Ketika VOC tiba, mereka berupaya menyeragamkan mata uang yang beredar di Nusantara. Kongsi dagang ini mengedarkan berbagai jenis koin seperti rijksdaalder, dukat, stuiver, gulden, dan doit. Koin-koin ini terbuat dari emas, perak, tembaga, hingga nikel. Menariknya, koin "doit" inilah yang kemudian menjadi cikal bakal kata "duit" yang kita kenal sebagai sebutan uang hingga kini, menunjukkan betapa masifnya peredaran dan pengaruhnya dalam kehidupan sehari-hari masyarakat. Produksi koin secara masif di dalam negeri oleh VOC semakin memperkuat penggunaannya di seluruh lapisan masyarakat sebagai alat transaksi utama.
Namun, dominasi VOC berakhir ketika kongsi dagang itu runtuh pada 1799, digantikan oleh mata uang yang dipopulerkan pemerintah Hindia Belanda.
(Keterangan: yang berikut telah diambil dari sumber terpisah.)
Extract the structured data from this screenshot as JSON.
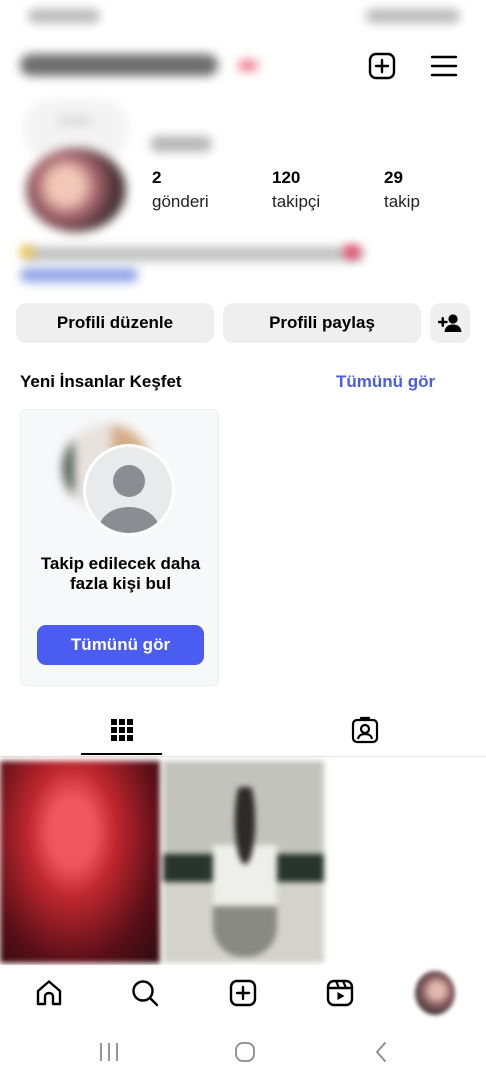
{
  "stats": {
    "posts": {
      "count": "2",
      "label": "gönderi"
    },
    "followers": {
      "count": "120",
      "label": "takipçi"
    },
    "following": {
      "count": "29",
      "label": "takip"
    }
  },
  "actions": {
    "edit_profile": "Profili düzenle",
    "share_profile": "Profili paylaş"
  },
  "discover": {
    "title": "Yeni İnsanlar Keşfet",
    "see_all": "Tümünü gör",
    "card": {
      "text": "Takip edilecek daha fazla kişi bul",
      "button": "Tümünü gör"
    }
  },
  "colors": {
    "accent": "#4a5df0",
    "link": "#4a5de6",
    "button_bg": "#efefef"
  },
  "icons": [
    "create-icon",
    "menu-icon",
    "add-person-icon",
    "grid-icon",
    "tagged-icon",
    "home-icon",
    "search-icon",
    "create-post-icon",
    "reels-icon"
  ]
}
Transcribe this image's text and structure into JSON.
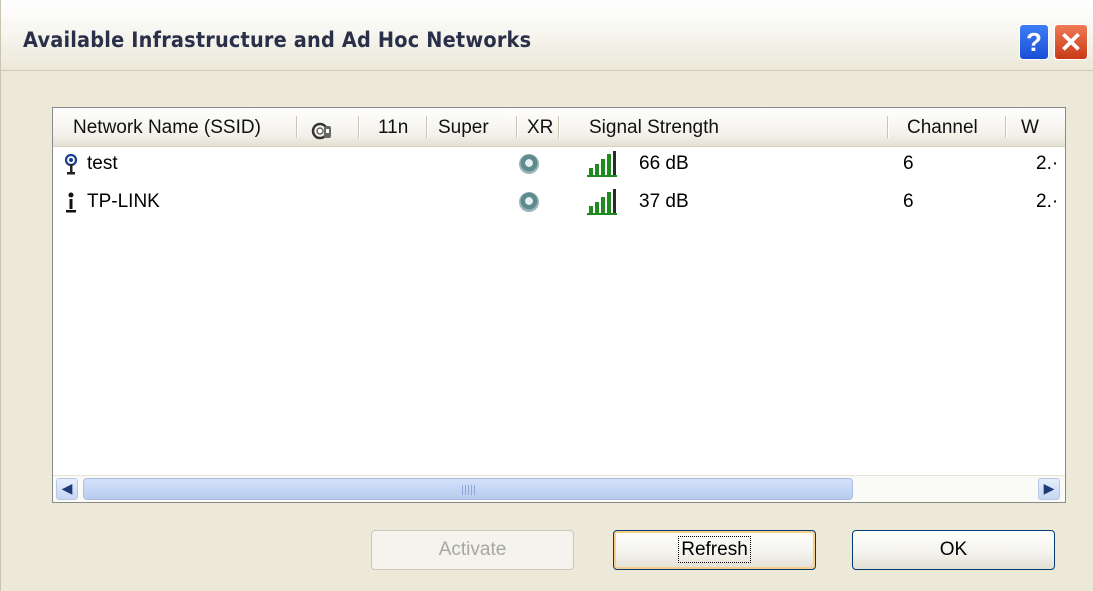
{
  "window": {
    "title": "Available Infrastructure and Ad Hoc Networks",
    "help_glyph": "?",
    "close_glyph": "✕"
  },
  "table": {
    "columns": [
      {
        "id": "ssid",
        "label": "Network Name (SSID)"
      },
      {
        "id": "security",
        "label": "",
        "icon": "lock-key-icon"
      },
      {
        "id": "11n",
        "label": "11n"
      },
      {
        "id": "super",
        "label": "Super"
      },
      {
        "id": "xr",
        "label": "XR"
      },
      {
        "id": "signal",
        "label": "Signal Strength"
      },
      {
        "id": "channel",
        "label": "Channel"
      },
      {
        "id": "wireless_mode",
        "label": "W"
      }
    ],
    "rows": [
      {
        "ssid": "test",
        "ssid_icon": "access-point-antenna-icon",
        "xr_icon": "xr-badge-icon",
        "signal_icon": "signal-bars-icon",
        "signal": "66 dB",
        "channel": "6",
        "wireless_mode": "2.·"
      },
      {
        "ssid": "TP-LINK",
        "ssid_icon": "adhoc-station-icon",
        "xr_icon": "xr-badge-icon",
        "signal_icon": "signal-bars-icon",
        "signal": "37 dB",
        "channel": "6",
        "wireless_mode": "2.·"
      }
    ]
  },
  "scrollbar": {
    "left_arrow": "◀",
    "right_arrow": "▶"
  },
  "buttons": {
    "activate": "Activate",
    "refresh": "Refresh",
    "ok": "OK"
  },
  "colors": {
    "titlebar_text": "#2a2f4a",
    "signal_green": "#1f8a1f",
    "help_blue": "#1a4fd6",
    "close_red": "#c83a15"
  }
}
Koin-koin era VOC pun perlahan menjadi peninggalan sejarah, sebagian terkubur dan menjadi harta karun bernilai tinggi, seperti yang ditemukan Nuryasin 33 tahun silam.
Kisah Nuryasin adalah pengingat akan kekayaan sejarah yang mungkin tersembunyi di sekitar kita, sekaligus teladan integritas dalam menjaga warisan bangsa. Temuan ini tidak hanya memperkaya koleksi museum, tetapi juga memberikan wawasan berharga tentang dinamika ekonomi dan peredaran mata uang di Nusantara berabad-abad lalu, membuka tabir bagaimana masyarakat bertransaksi di era kolonial.